In 2019, 451 fewer law enforcement agencies participated in the FBI’s Hate Crime Statistics Program than in 2018, but the number of reported hate crimes increased from 7,120 in 2018 to 7,314 in 2019.
Furthermore, over 86 percent of the agencies that did participate actually did so only to report zero hate crimes in their jurisdictions – statistically, a near impossibility.
“As advocates working with communities and law enforcement agencies at the local level, we know that hate crimes are occurring and are deeply disturbed that these crimes do not get reflected in the data,” said Arusha Gordon, Associate Director of the James Byrd Jr. Center to Stop Hate at the Lawyers’ Committee for Civil Rights Under Law, the Foundation’s partner in training more than 1,200 law enforcement professionals since 2018 on how to detect, investigate, report and prosecute bias crimes.

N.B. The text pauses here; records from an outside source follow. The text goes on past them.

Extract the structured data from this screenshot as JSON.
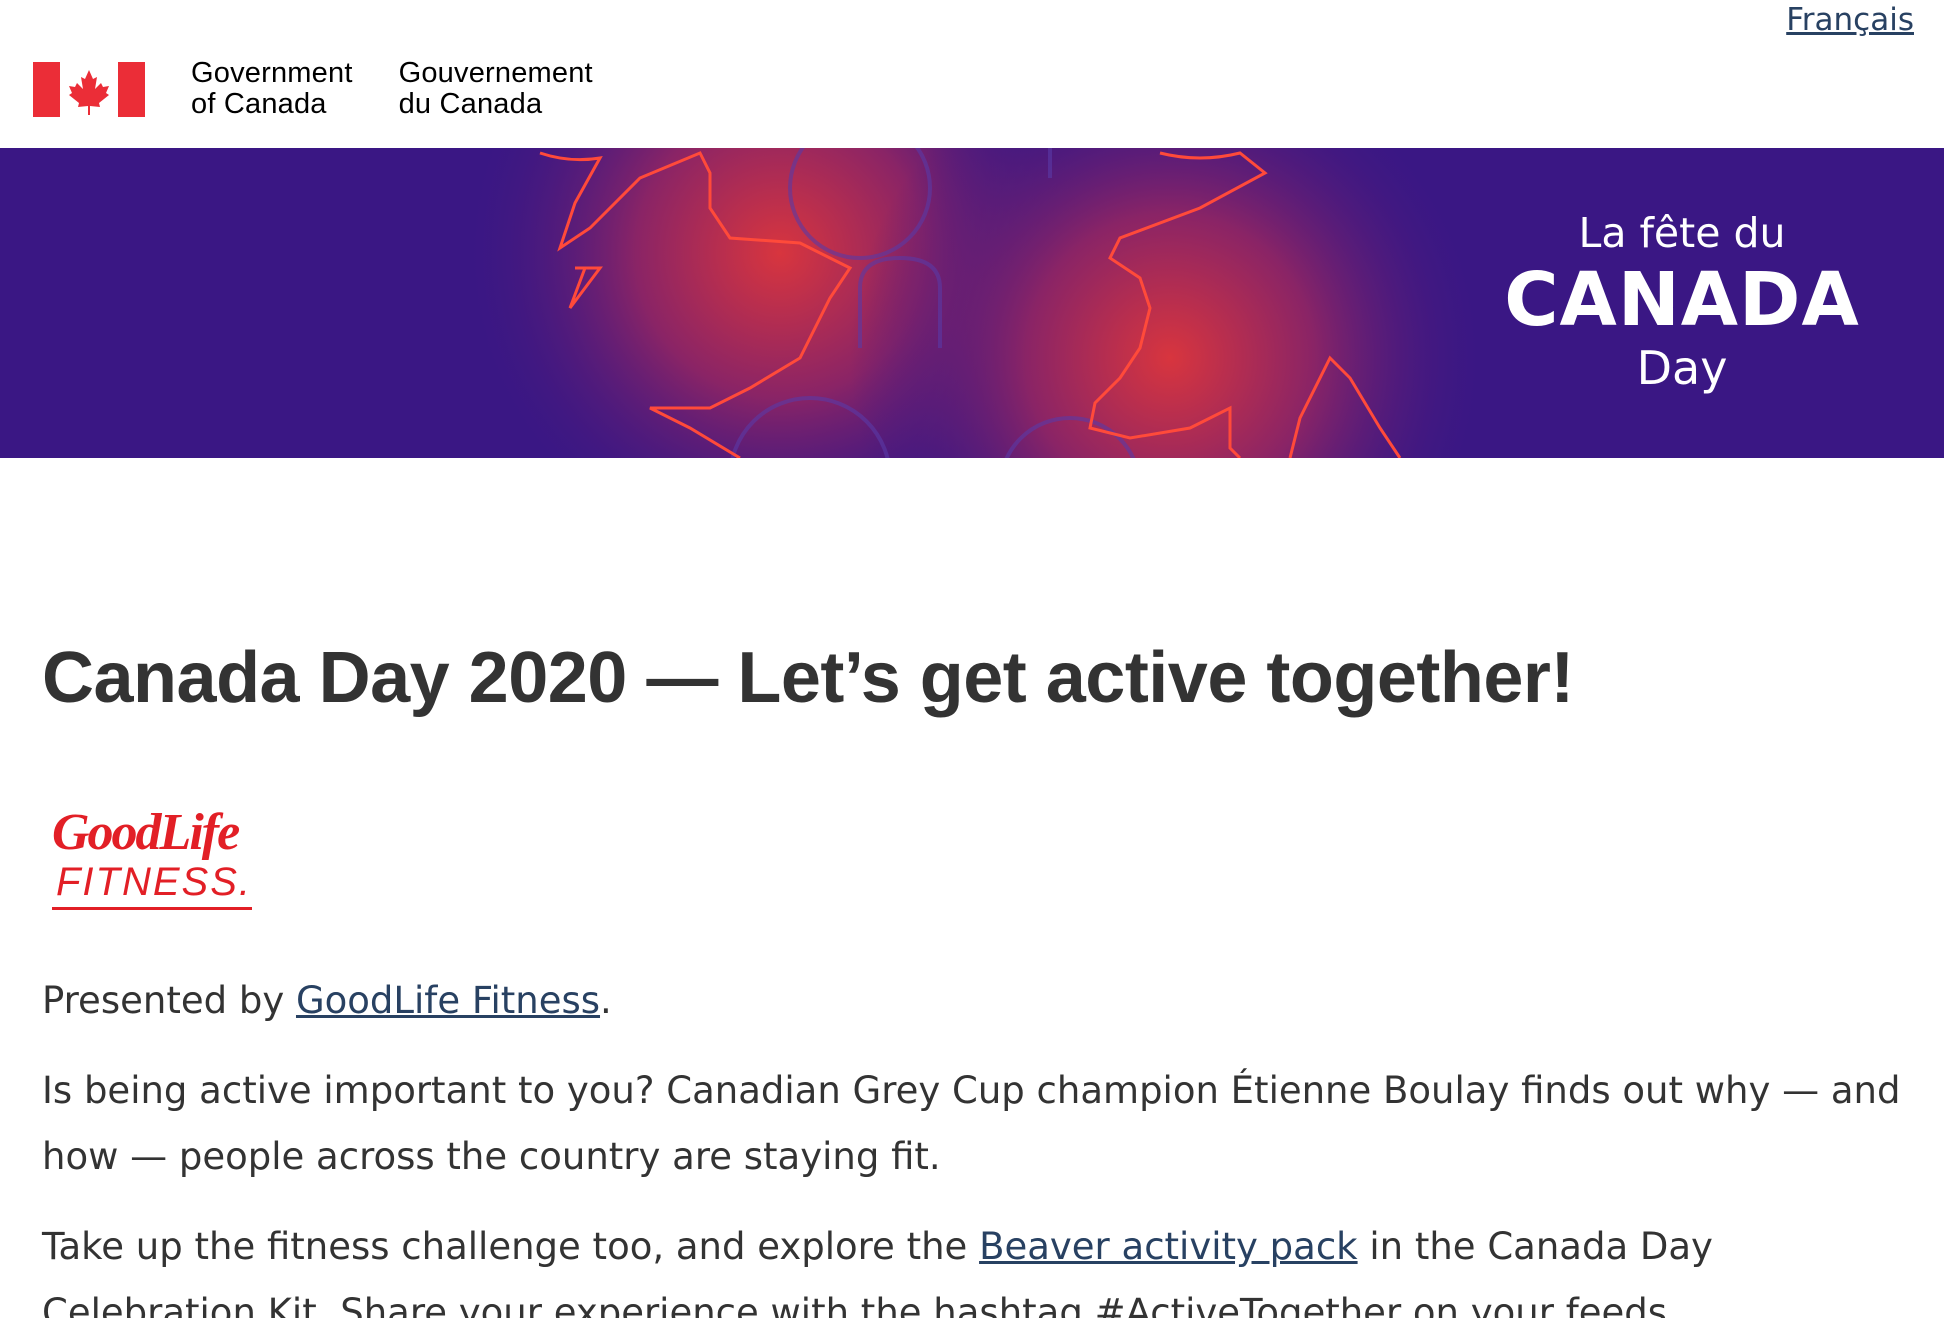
{
  "header": {
    "language_link": "Français",
    "signature_en_line1": "Government",
    "signature_en_line2": "of Canada",
    "signature_fr_line1": "Gouvernement",
    "signature_fr_line2": "du Canada"
  },
  "banner": {
    "line1": "La fête du",
    "line2": "CANADA",
    "line3": "Day"
  },
  "main": {
    "title": "Canada Day 2020 — Let’s get active together!",
    "sponsor_logo": {
      "word1": "GoodLife",
      "word2": "FITNESS."
    },
    "presented_by_prefix": "Presented by ",
    "presented_by_link": "GoodLife Fitness",
    "presented_by_suffix": ".",
    "paragraph2": "Is being active important to you? Canadian Grey Cup champion Étienne Boulay finds out why — and how — people across the country are staying fit.",
    "paragraph3_prefix": "Take up the fitness challenge too, and explore the ",
    "paragraph3_link": "Beaver activity pack",
    "paragraph3_suffix": " in the Canada Day Celebration Kit. Share your experience with the hashtag #ActiveTogether on your feeds."
  },
  "colors": {
    "flag_red": "#eb2d37",
    "link": "#284162",
    "banner_bg": "#3a1784",
    "leaf_red": "#e8453c",
    "logo_red": "#e21f26"
  }
}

“When communities and individuals are targeted in a hate crime, and law enforcement fails to capture the bias-motivated nature of the crime in their reporting, that sends a message to the community that law enforcement fails to understand what hate looks like,” Gordon noted.
Multiple credible and exhaustive federal crime victimization surveys and studies consistently find that as many as a quarter-million such crimes occur annually in the United States, but FBI annual reports seldom turn up anything close to 10,000.
Expert consensus suggests the undercount has numerous important reasons: fear of law enforcement, fear of revictimization, of retaliation and of media and public attention. With police brutality occupying an ever-greater share of diverse communities’ attention, these factors appear poised only to grow.
“We recognize that some vulnerable individuals who have been historically disenfranchised and targeted for violence and discrimination by law enforcement and others in power are reluctant to report their victimization to their local police,” said Cynthia Deitle, the Foundation’s Director of Civil Rights Reform. “For these individuals, the police were never seen as their guardians, nor were the police trusted to investigate crimes committed against them.
“We deeply appreciate their position, and in too many ways, share it,” she continued. “That’s why we will continue to urge police officers to break through these barriers by doing the hard work toward more trusting relationships with those most at risk for bias-motivated violence.”
Inside the Data
Identities whose victimization increased in 2019 include gay, bisexual, the mentally disabled, females, transgender, gender-nonconforming, Asian, Latinx, Arab, Native Hawai’ian and Pacific Islander, and practitioners of the Jewish, Catholic and Mormon faiths. Additionally, multiple-bias incidents exploded, well over doubling.
Likewise, the severity of the year’s hate crimes showed troubling increases, with simple and aggravated assaults rising by five percent and murders more than 112 percent.
While grim, the report did include a few glimmers of hope for future improvements. Wyoming, Matthew Shepard’s home and one of only three states still lacking a state-level hate crime statute, reported five hate crimes from four cities and its sole university police department. The state had reported none in 2018 and only one the prior year.
And while overall police department participation in the report declined, those agencies whose personnel participated in the Foundation and the Lawyers’ Committee trainings did all submit their reports – suggesting that sustained outreach and community accountability are effective tools for improving the public’s right to know about bias threats.